Paul declared, “And let us not grow weary while doing good, for in due season we shall reap if we do not lose heart.” Galatians 6:9
Pastor Jim

No Idols

Exodus 20:4
“You shall not make for yourself a carved image—any likeness of anything that is in heaven above, or that is in the earth beneath, or that is in the water under the earth;”

IMG_1422On the top of a mountain covered in smoke, Moses met with God, and heard the standard upon which relationship with God would be established. The Lord gives a list of ten commands that reveal His holiness, and our need for sacrifice. The first four commands reveal things about the nature of God. We learn, along with being jealous, just, merciful, faithful and holy, He is also the only true God and must not be reduced to an image or an idol.

Icons or religious artifacts are a part of every religious system. People cling to man-made objects thinking they are closer to God if they kiss an image, wear a necklace, or carry a religious charm. God makes it clear, this has no place in relationship with Him. It seems to me there are two primary reasons for this.

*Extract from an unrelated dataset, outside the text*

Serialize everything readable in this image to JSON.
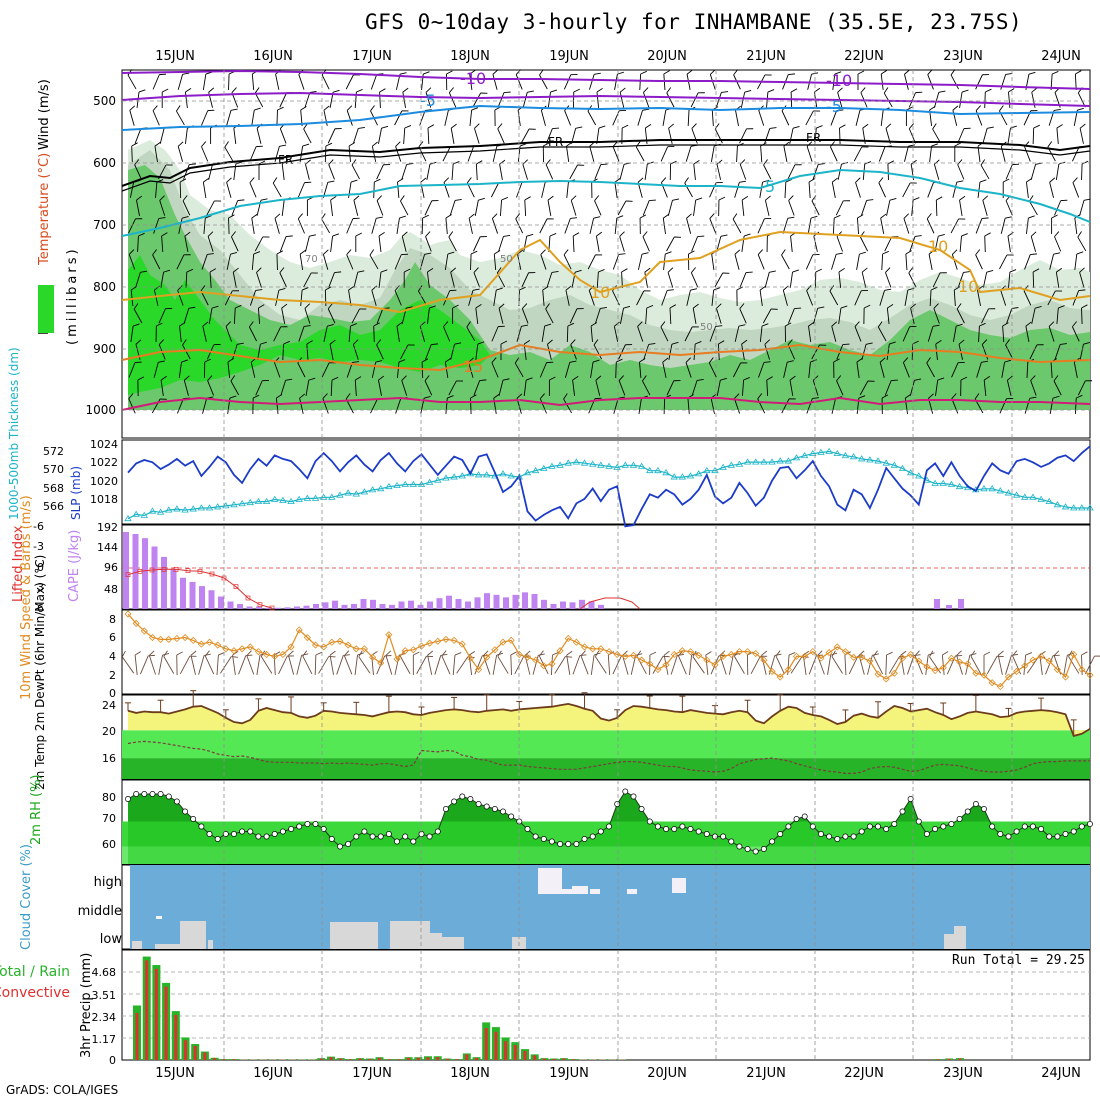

First, no image can adequately represent God. If we try to make something that shows His love, He often looks weak. If we try to replicate His power, it makes Him looks tyrannical. If we showcase His mercy, we neglect to reveal His justice and holiness. There is no earthly image that can reveal the majesty of His divine nature. That does not mean we cannot know God. In fact, Paul wrote,

Colossians 1:15
“He is the image of the invisible God, the firstborn over all creation.”

The person of God will never be adequately revealed in a poster, icon or artifact. However, we can see deeply into the nature of God by examining the words and ways of His only begotten Son.

Second, images not only fail to represent God, they also give a false sense of his presence. When we cling to an icon as a reflection of God, we lose sight of the fact that He is ever near His children, and wants us to cry out to Him. We must learn not to look to an image, but beyond the image to the very throne of God, where Jesus sits ready to pour out His grace, mercy, love and power, to help us walk with God.